この変更は、articles/search/whats-new.mdファイルに対する大規模な修正を示しており、Azure AI Searchに関する最新の機能や変更点が詳細に記述されています。この内容は、特にサービスのアップデートに関連する情報を包括的に提供するものであり、ユーザーが新機能や仕様変更に迅速に適応できるようにすることを目的としています。

具体的な変更内容は以下の通りです:

  1. 最終更新日の変更:
    • 文書の最終更新日が「02/28/2025」から「03/31/2025」に変更され、ドキュメントが最新情報を反映していることを示しています。
  2. 新機能と機能の整理:
    • 旧バージョンにあった多数の項目が削除され、新たに整理された形式で新機能が追加されました。
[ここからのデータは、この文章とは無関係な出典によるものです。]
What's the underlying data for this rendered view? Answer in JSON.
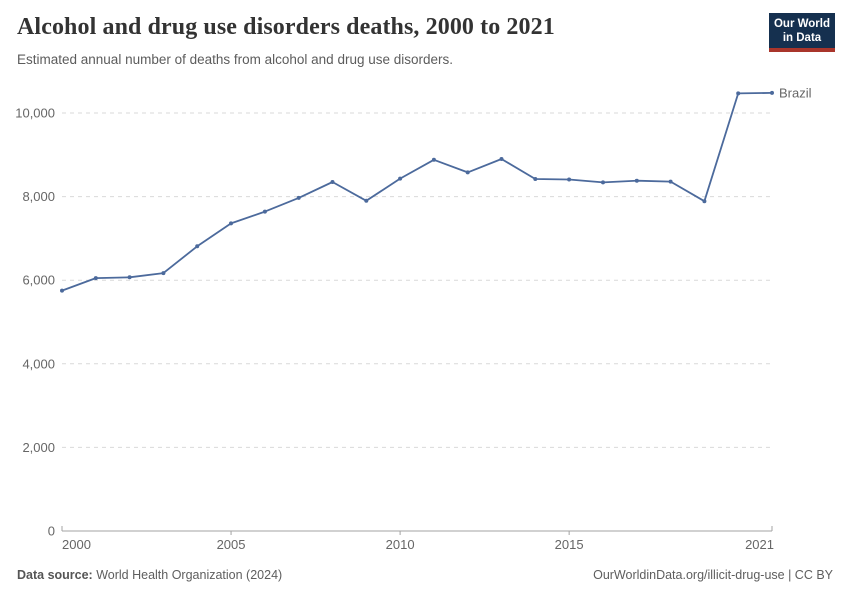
{
  "header": {
    "title": "Alcohol and drug use disorders deaths, 2000 to 2021",
    "subtitle": "Estimated annual number of deaths from alcohol and drug use disorders.",
    "logo": {
      "line1": "Our World",
      "line2": "in Data",
      "bg_color": "#15304f",
      "accent_color": "#a9352b"
    }
  },
  "chart_data": {
    "type": "line",
    "title": "Alcohol and drug use disorders deaths, 2000 to 2021",
    "xlabel": "",
    "ylabel": "",
    "x": [
      2000,
      2001,
      2002,
      2003,
      2004,
      2005,
      2006,
      2007,
      2008,
      2009,
      2010,
      2011,
      2012,
      2013,
      2014,
      2015,
      2016,
      2017,
      2018,
      2019,
      2020,
      2021
    ],
    "series": [
      {
        "name": "Brazil",
        "color": "#4c6a9c",
        "values": [
          5750,
          6050,
          6070,
          6170,
          6810,
          7360,
          7640,
          7970,
          8350,
          7900,
          8430,
          8880,
          8580,
          8900,
          8420,
          8410,
          8340,
          8380,
          8360,
          7890,
          10470,
          10480
        ]
      }
    ],
    "x_ticks": [
      2000,
      2005,
      2010,
      2015,
      2021
    ],
    "y_ticks": [
      0,
      2000,
      4000,
      6000,
      8000,
      10000
    ],
    "y_tick_labels": [
      "0",
      "2,000",
      "4,000",
      "6,000",
      "8,000",
      "10,000"
    ],
    "ylim": [
      0,
      10700
    ],
    "xlim": [
      2000,
      2021
    ],
    "grid": "dashed horizontal",
    "legend_position": "end-of-line label",
    "colors": {
      "grid": "#d9d9d9",
      "axis": "#a3a3a3",
      "tick_text": "#666666"
    }
  },
  "footer": {
    "source_label": "Data source:",
    "source_text": " World Health Organization (2024)",
    "link_text": "OurWorldinData.org/illicit-drug-use | CC BY"
  }
}
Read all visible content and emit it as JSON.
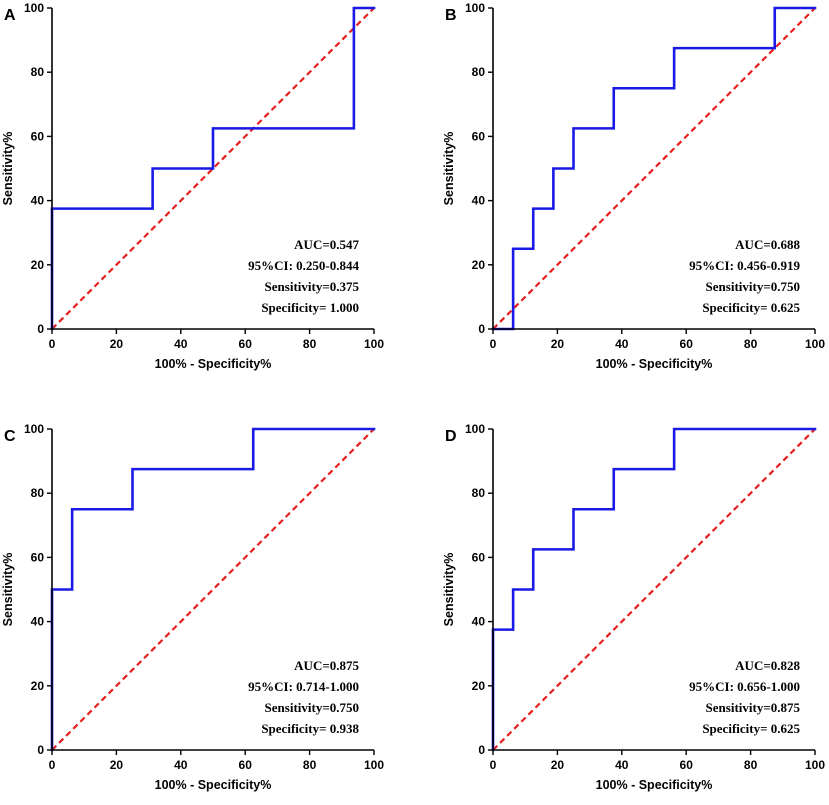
{
  "figure": {
    "x_axis_title": "100% - Specificity%",
    "y_axis_title": "Sensitivity%",
    "line_colors": {
      "roc": "#1a1ae6",
      "reference": "#e61e1e",
      "axis": "#000000"
    }
  },
  "chart_data": [
    {
      "type": "line",
      "panel": "A",
      "title": "",
      "xlabel": "100% - Specificity%",
      "ylabel": "Sensitivity%",
      "xlim": [
        0,
        100
      ],
      "ylim": [
        0,
        100
      ],
      "x_ticks": [
        "0",
        "20",
        "40",
        "60",
        "80",
        "100"
      ],
      "y_ticks": [
        "0",
        "20",
        "40",
        "60",
        "80",
        "100"
      ],
      "series": [
        {
          "name": "ROC",
          "x": [
            0,
            0,
            31.25,
            31.25,
            50,
            50,
            93.75,
            93.75,
            100
          ],
          "y": [
            0,
            37.5,
            37.5,
            50,
            50,
            62.5,
            62.5,
            100,
            100
          ]
        },
        {
          "name": "Reference",
          "x": [
            0,
            100
          ],
          "y": [
            0,
            100
          ]
        }
      ],
      "annotations": [
        "AUC=0.547",
        "95%CI: 0.250-0.844",
        "Sensitivity=0.375",
        "Specificity= 1.000"
      ]
    },
    {
      "type": "line",
      "panel": "B",
      "title": "",
      "xlabel": "100% - Specificity%",
      "ylabel": "Sensitivity%",
      "xlim": [
        0,
        100
      ],
      "ylim": [
        0,
        100
      ],
      "x_ticks": [
        "0",
        "20",
        "40",
        "60",
        "80",
        "100"
      ],
      "y_ticks": [
        "0",
        "20",
        "40",
        "60",
        "80",
        "100"
      ],
      "series": [
        {
          "name": "ROC",
          "x": [
            0,
            6.25,
            6.25,
            12.5,
            12.5,
            18.75,
            18.75,
            25,
            25,
            37.5,
            37.5,
            56.25,
            56.25,
            87.5,
            87.5,
            100
          ],
          "y": [
            0,
            0,
            25,
            25,
            37.5,
            37.5,
            50,
            50,
            62.5,
            62.5,
            75,
            75,
            87.5,
            87.5,
            100,
            100
          ]
        },
        {
          "name": "Reference",
          "x": [
            0,
            100
          ],
          "y": [
            0,
            100
          ]
        }
      ],
      "annotations": [
        "AUC=0.688",
        "95%CI: 0.456-0.919",
        "Sensitivity=0.750",
        "Specificity= 0.625"
      ]
    },
    {
      "type": "line",
      "panel": "C",
      "title": "",
      "xlabel": "100% - Specificity%",
      "ylabel": "Sensitivity%",
      "xlim": [
        0,
        100
      ],
      "ylim": [
        0,
        100
      ],
      "x_ticks": [
        "0",
        "20",
        "40",
        "60",
        "80",
        "100"
      ],
      "y_ticks": [
        "0",
        "20",
        "40",
        "60",
        "80",
        "100"
      ],
      "series": [
        {
          "name": "ROC",
          "x": [
            0,
            0,
            6.25,
            6.25,
            25,
            25,
            62.5,
            62.5,
            100
          ],
          "y": [
            0,
            50,
            50,
            75,
            75,
            87.5,
            87.5,
            100,
            100
          ]
        },
        {
          "name": "Reference",
          "x": [
            0,
            100
          ],
          "y": [
            0,
            100
          ]
        }
      ],
      "annotations": [
        "AUC=0.875",
        "95%CI: 0.714-1.000",
        "Sensitivity=0.750",
        "Specificity= 0.938"
      ]
    },
    {
      "type": "line",
      "panel": "D",
      "title": "",
      "xlabel": "100% - Specificity%",
      "ylabel": "Sensitivity%",
      "xlim": [
        0,
        100
      ],
      "ylim": [
        0,
        100
      ],
      "x_ticks": [
        "0",
        "20",
        "40",
        "60",
        "80",
        "100"
      ],
      "y_ticks": [
        "0",
        "20",
        "40",
        "60",
        "80",
        "100"
      ],
      "series": [
        {
          "name": "ROC",
          "x": [
            0,
            0,
            6.25,
            6.25,
            12.5,
            12.5,
            25,
            25,
            37.5,
            37.5,
            56.25,
            56.25,
            100
          ],
          "y": [
            0,
            37.5,
            37.5,
            50,
            50,
            62.5,
            62.5,
            75,
            75,
            87.5,
            87.5,
            100,
            100
          ]
        },
        {
          "name": "Reference",
          "x": [
            0,
            100
          ],
          "y": [
            0,
            100
          ]
        }
      ],
      "annotations": [
        "AUC=0.828",
        "95%CI: 0.656-1.000",
        "Sensitivity=0.875",
        "Specificity= 0.625"
      ]
    }
  ]
}
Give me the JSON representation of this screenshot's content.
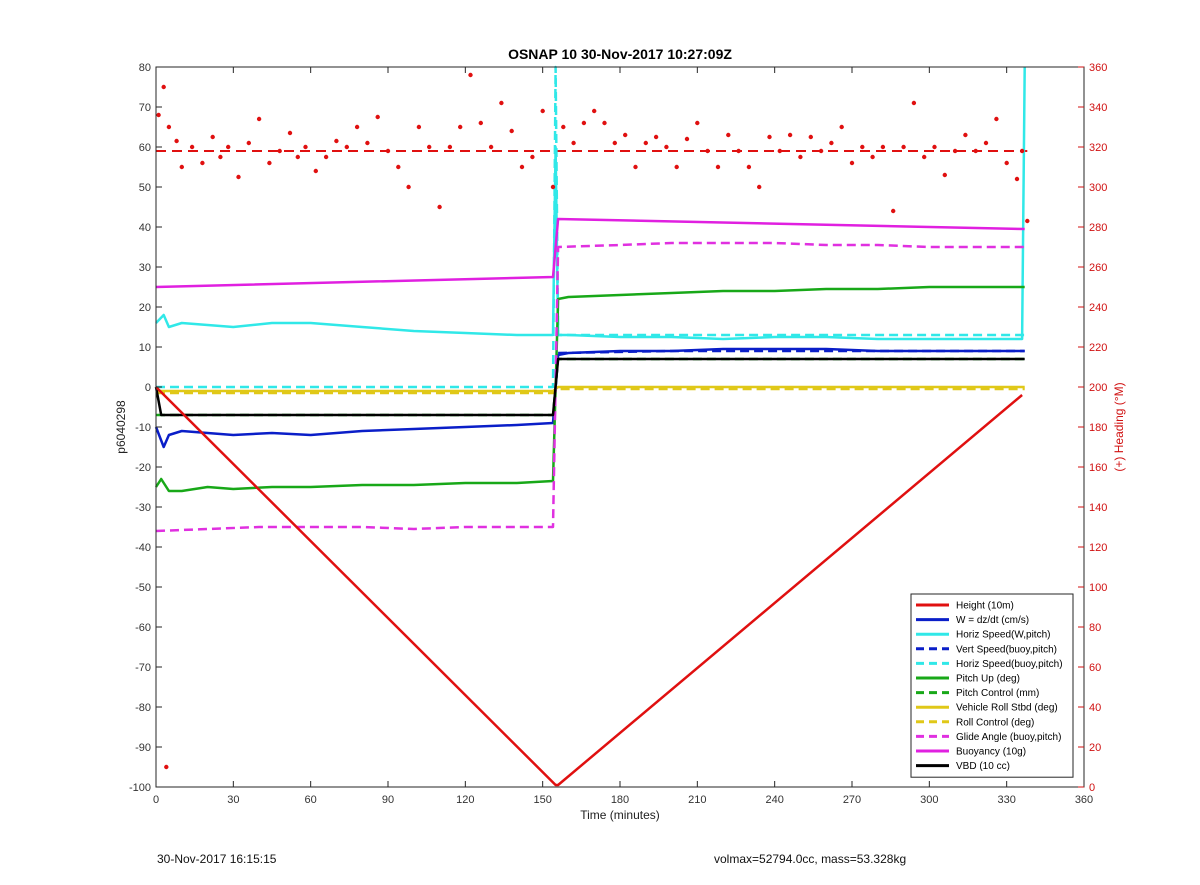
{
  "chart_data": {
    "type": "line",
    "title": "OSNAP 10 30-Nov-2017 10:27:09Z",
    "xlabel": "Time (minutes)",
    "ylabel": "p6040298",
    "ylabel_right": "(+) Heading (°M)",
    "xlim": [
      0,
      360
    ],
    "ylim": [
      -100,
      80
    ],
    "ylim_right": [
      0,
      360
    ],
    "x_ticks": [
      0,
      30,
      60,
      90,
      120,
      150,
      180,
      210,
      240,
      270,
      300,
      330,
      360
    ],
    "y_ticks": [
      -100,
      -90,
      -80,
      -70,
      -60,
      -50,
      -40,
      -30,
      -20,
      -10,
      0,
      10,
      20,
      30,
      40,
      50,
      60,
      70,
      80
    ],
    "y_ticks_right": [
      0,
      20,
      40,
      60,
      80,
      100,
      120,
      140,
      160,
      180,
      200,
      220,
      240,
      260,
      280,
      300,
      320,
      340,
      360
    ],
    "grid": false,
    "legend_position": "bottom-right",
    "series": [
      {
        "name": "Height (10m)",
        "color": "#e01010",
        "dash": "solid",
        "x": [
          0,
          155,
          156,
          336
        ],
        "y": [
          0,
          -99.5,
          -99.5,
          -2
        ]
      },
      {
        "name": "W = dz/dt (cm/s)",
        "color": "#0a1ec8",
        "dash": "solid",
        "x": [
          0,
          3,
          5,
          10,
          20,
          30,
          45,
          60,
          80,
          100,
          120,
          140,
          154,
          156,
          160,
          180,
          200,
          220,
          240,
          260,
          280,
          300,
          320,
          337
        ],
        "y": [
          -10,
          -15,
          -12,
          -11,
          -11.5,
          -12,
          -11.5,
          -12,
          -11,
          -10.5,
          -10,
          -9.5,
          -9,
          8,
          8.5,
          9,
          9,
          9.5,
          9.5,
          9.5,
          9,
          9,
          9,
          9
        ]
      },
      {
        "name": "Horiz Speed(W,pitch)",
        "color": "#30e8e8",
        "dash": "solid",
        "x": [
          0,
          3,
          5,
          10,
          20,
          30,
          45,
          60,
          80,
          100,
          120,
          140,
          154,
          155,
          156,
          160,
          180,
          200,
          220,
          240,
          260,
          280,
          300,
          320,
          336,
          337
        ],
        "y": [
          16,
          18,
          15,
          16,
          15.5,
          15,
          16,
          16,
          15,
          14,
          13.5,
          13,
          13,
          60,
          13,
          13,
          12.5,
          12.5,
          12,
          12.5,
          12.5,
          12,
          12,
          12,
          12,
          80
        ]
      },
      {
        "name": "Vert Speed(buoy,pitch)",
        "color": "#0a1ec8",
        "dash": "dashed",
        "x": [
          156,
          200,
          250,
          300,
          337
        ],
        "y": [
          8.5,
          9,
          9,
          9,
          9
        ]
      },
      {
        "name": "Horiz Speed(buoy,pitch)",
        "color": "#30e8e8",
        "dash": "dashed",
        "x": [
          0,
          154,
          155,
          156,
          337
        ],
        "y": [
          0,
          0,
          80,
          13,
          13
        ]
      },
      {
        "name": "Pitch Up (deg)",
        "color": "#18a818",
        "dash": "solid",
        "x": [
          0,
          2,
          5,
          10,
          20,
          30,
          45,
          60,
          80,
          100,
          120,
          140,
          154,
          156,
          160,
          180,
          200,
          220,
          240,
          260,
          280,
          300,
          320,
          337
        ],
        "y": [
          -25,
          -23,
          -26,
          -26,
          -25,
          -25.5,
          -25,
          -25,
          -24.5,
          -24.5,
          -24,
          -24,
          -23.5,
          22,
          22.5,
          23,
          23.5,
          24,
          24,
          24.5,
          24.5,
          25,
          25,
          25
        ]
      },
      {
        "name": "Pitch Control (mm)",
        "color": "#18a818",
        "dash": "dashed",
        "x": [
          0,
          154,
          156,
          337
        ],
        "y": [
          -7,
          -7,
          7,
          7
        ]
      },
      {
        "name": "Vehicle Roll Stbd (deg)",
        "color": "#e0c818",
        "dash": "solid",
        "x": [
          0,
          154,
          156,
          337
        ],
        "y": [
          -1,
          -1,
          0,
          0
        ]
      },
      {
        "name": "Roll Control (deg)",
        "color": "#e0c818",
        "dash": "dashed",
        "x": [
          0,
          154,
          156,
          337
        ],
        "y": [
          -1.5,
          -1.5,
          -0.5,
          -0.5
        ]
      },
      {
        "name": "Glide Angle (buoy,pitch)",
        "color": "#e030e0",
        "dash": "dashed",
        "x": [
          0,
          20,
          40,
          60,
          80,
          100,
          120,
          140,
          154,
          156,
          180,
          200,
          220,
          240,
          260,
          280,
          300,
          320,
          337
        ],
        "y": [
          -36,
          -35.5,
          -35,
          -35,
          -35,
          -35.5,
          -35,
          -35,
          -35,
          35,
          35.5,
          36,
          36,
          36,
          35.5,
          35.5,
          35,
          35,
          35
        ]
      },
      {
        "name": "Buoyancy (10g)",
        "color": "#e020e0",
        "dash": "solid",
        "x": [
          0,
          154,
          156,
          337
        ],
        "y": [
          25,
          27.5,
          42,
          39.5
        ]
      },
      {
        "name": "VBD (10 cc)",
        "color": "#000000",
        "dash": "solid",
        "x": [
          0,
          2,
          154,
          156,
          337
        ],
        "y": [
          0,
          -7,
          -7,
          7,
          7
        ]
      }
    ],
    "heading_series": {
      "name": "(+) Heading (°M)",
      "color": "#e01010",
      "axis": "right",
      "reference_value": 318,
      "points": [
        {
          "x": 1,
          "y": 336
        },
        {
          "x": 3,
          "y": 350
        },
        {
          "x": 5,
          "y": 330
        },
        {
          "x": 8,
          "y": 323
        },
        {
          "x": 10,
          "y": 310
        },
        {
          "x": 14,
          "y": 320
        },
        {
          "x": 18,
          "y": 312
        },
        {
          "x": 22,
          "y": 325
        },
        {
          "x": 25,
          "y": 315
        },
        {
          "x": 28,
          "y": 320
        },
        {
          "x": 32,
          "y": 305
        },
        {
          "x": 36,
          "y": 322
        },
        {
          "x": 40,
          "y": 334
        },
        {
          "x": 44,
          "y": 312
        },
        {
          "x": 48,
          "y": 318
        },
        {
          "x": 52,
          "y": 327
        },
        {
          "x": 55,
          "y": 315
        },
        {
          "x": 58,
          "y": 320
        },
        {
          "x": 62,
          "y": 308
        },
        {
          "x": 66,
          "y": 315
        },
        {
          "x": 70,
          "y": 323
        },
        {
          "x": 74,
          "y": 320
        },
        {
          "x": 78,
          "y": 330
        },
        {
          "x": 82,
          "y": 322
        },
        {
          "x": 86,
          "y": 335
        },
        {
          "x": 90,
          "y": 318
        },
        {
          "x": 94,
          "y": 310
        },
        {
          "x": 98,
          "y": 300
        },
        {
          "x": 102,
          "y": 330
        },
        {
          "x": 106,
          "y": 320
        },
        {
          "x": 110,
          "y": 290
        },
        {
          "x": 114,
          "y": 320
        },
        {
          "x": 118,
          "y": 330
        },
        {
          "x": 122,
          "y": 356
        },
        {
          "x": 126,
          "y": 332
        },
        {
          "x": 130,
          "y": 320
        },
        {
          "x": 134,
          "y": 342
        },
        {
          "x": 138,
          "y": 328
        },
        {
          "x": 142,
          "y": 310
        },
        {
          "x": 146,
          "y": 315
        },
        {
          "x": 150,
          "y": 338
        },
        {
          "x": 154,
          "y": 300
        },
        {
          "x": 158,
          "y": 330
        },
        {
          "x": 162,
          "y": 322
        },
        {
          "x": 166,
          "y": 332
        },
        {
          "x": 170,
          "y": 338
        },
        {
          "x": 174,
          "y": 332
        },
        {
          "x": 178,
          "y": 322
        },
        {
          "x": 182,
          "y": 326
        },
        {
          "x": 186,
          "y": 310
        },
        {
          "x": 190,
          "y": 322
        },
        {
          "x": 194,
          "y": 325
        },
        {
          "x": 198,
          "y": 320
        },
        {
          "x": 202,
          "y": 310
        },
        {
          "x": 206,
          "y": 324
        },
        {
          "x": 210,
          "y": 332
        },
        {
          "x": 214,
          "y": 318
        },
        {
          "x": 218,
          "y": 310
        },
        {
          "x": 222,
          "y": 326
        },
        {
          "x": 226,
          "y": 318
        },
        {
          "x": 230,
          "y": 310
        },
        {
          "x": 234,
          "y": 300
        },
        {
          "x": 238,
          "y": 325
        },
        {
          "x": 242,
          "y": 318
        },
        {
          "x": 246,
          "y": 326
        },
        {
          "x": 250,
          "y": 315
        },
        {
          "x": 254,
          "y": 325
        },
        {
          "x": 258,
          "y": 318
        },
        {
          "x": 262,
          "y": 322
        },
        {
          "x": 266,
          "y": 330
        },
        {
          "x": 270,
          "y": 312
        },
        {
          "x": 274,
          "y": 320
        },
        {
          "x": 278,
          "y": 315
        },
        {
          "x": 282,
          "y": 320
        },
        {
          "x": 286,
          "y": 288
        },
        {
          "x": 290,
          "y": 320
        },
        {
          "x": 294,
          "y": 342
        },
        {
          "x": 298,
          "y": 315
        },
        {
          "x": 302,
          "y": 320
        },
        {
          "x": 306,
          "y": 306
        },
        {
          "x": 310,
          "y": 318
        },
        {
          "x": 314,
          "y": 326
        },
        {
          "x": 318,
          "y": 318
        },
        {
          "x": 322,
          "y": 322
        },
        {
          "x": 326,
          "y": 334
        },
        {
          "x": 330,
          "y": 312
        },
        {
          "x": 334,
          "y": 304
        },
        {
          "x": 336,
          "y": 318
        },
        {
          "x": 338,
          "y": 283
        },
        {
          "x": 4,
          "y": 10
        }
      ]
    }
  },
  "footer": {
    "timestamp": "30-Nov-2017 16:15:15",
    "summary": "volmax=52794.0cc, mass=53.328kg"
  }
}
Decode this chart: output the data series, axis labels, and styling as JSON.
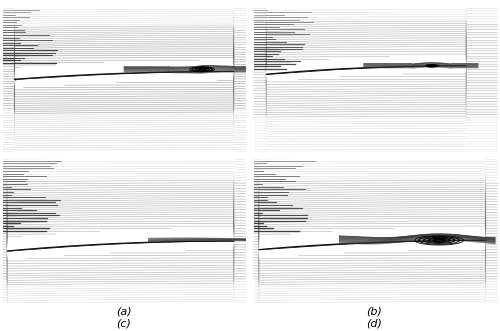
{
  "figure_width": 5.0,
  "figure_height": 3.31,
  "dpi": 100,
  "bg_color": "#ffffff",
  "panel_labels": [
    "(a)",
    "(b)",
    "(c)",
    "(d)"
  ],
  "label_fontsize": 8,
  "streamline_color_light": "#aaaaaa",
  "streamline_color_dark": "#333333",
  "airfoil_color": "#111111",
  "n_streamlines": 50
}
特に、2025年3月の新機能や変更点が目立ちます。例えば、メモリ効率を向上させるための「ベクトル量子化」や「狭データ型」に関する情報があります。
  3. 機能の強化:
    • 「お客様管理のキーサポート」や「Markdown解析モード」といった重要なセキュリティ機能や改善が新たに文書化されています。また、「ハイブリッド検索におけるフィルタリング」や「トークンチャンクニング」などの新しいクエリ機能も記載されています。
  4. 過去の発表の整理:
    • 過去の発表内容を新たに整理し、2023年、2022年、2021年、2020年の発表を参照するリンクが追加されました。この変更により、新旧情報へのアクセスが容易になり、ユーザーが必要な情報を簡単に見つけやすくなっています。
  5. 全体的な情報の削減と簡素化:
    • 不要な情報が削除され、特に古い機能やもはやサポートされていない機能に関する記述が見直されることで、ユーザーが必要な情報を迅速に理解できるように工夫されました。

このように、文書の変更は全体として、Azure AI Searchに関する新機能や重要な変更点を詳細に説明し、ユーザーが最新の状態を把握しやすくなることを目指しています。また、情報の整理によって、従来の内容を強化し、新たな情報の取得をよりスムーズにしています。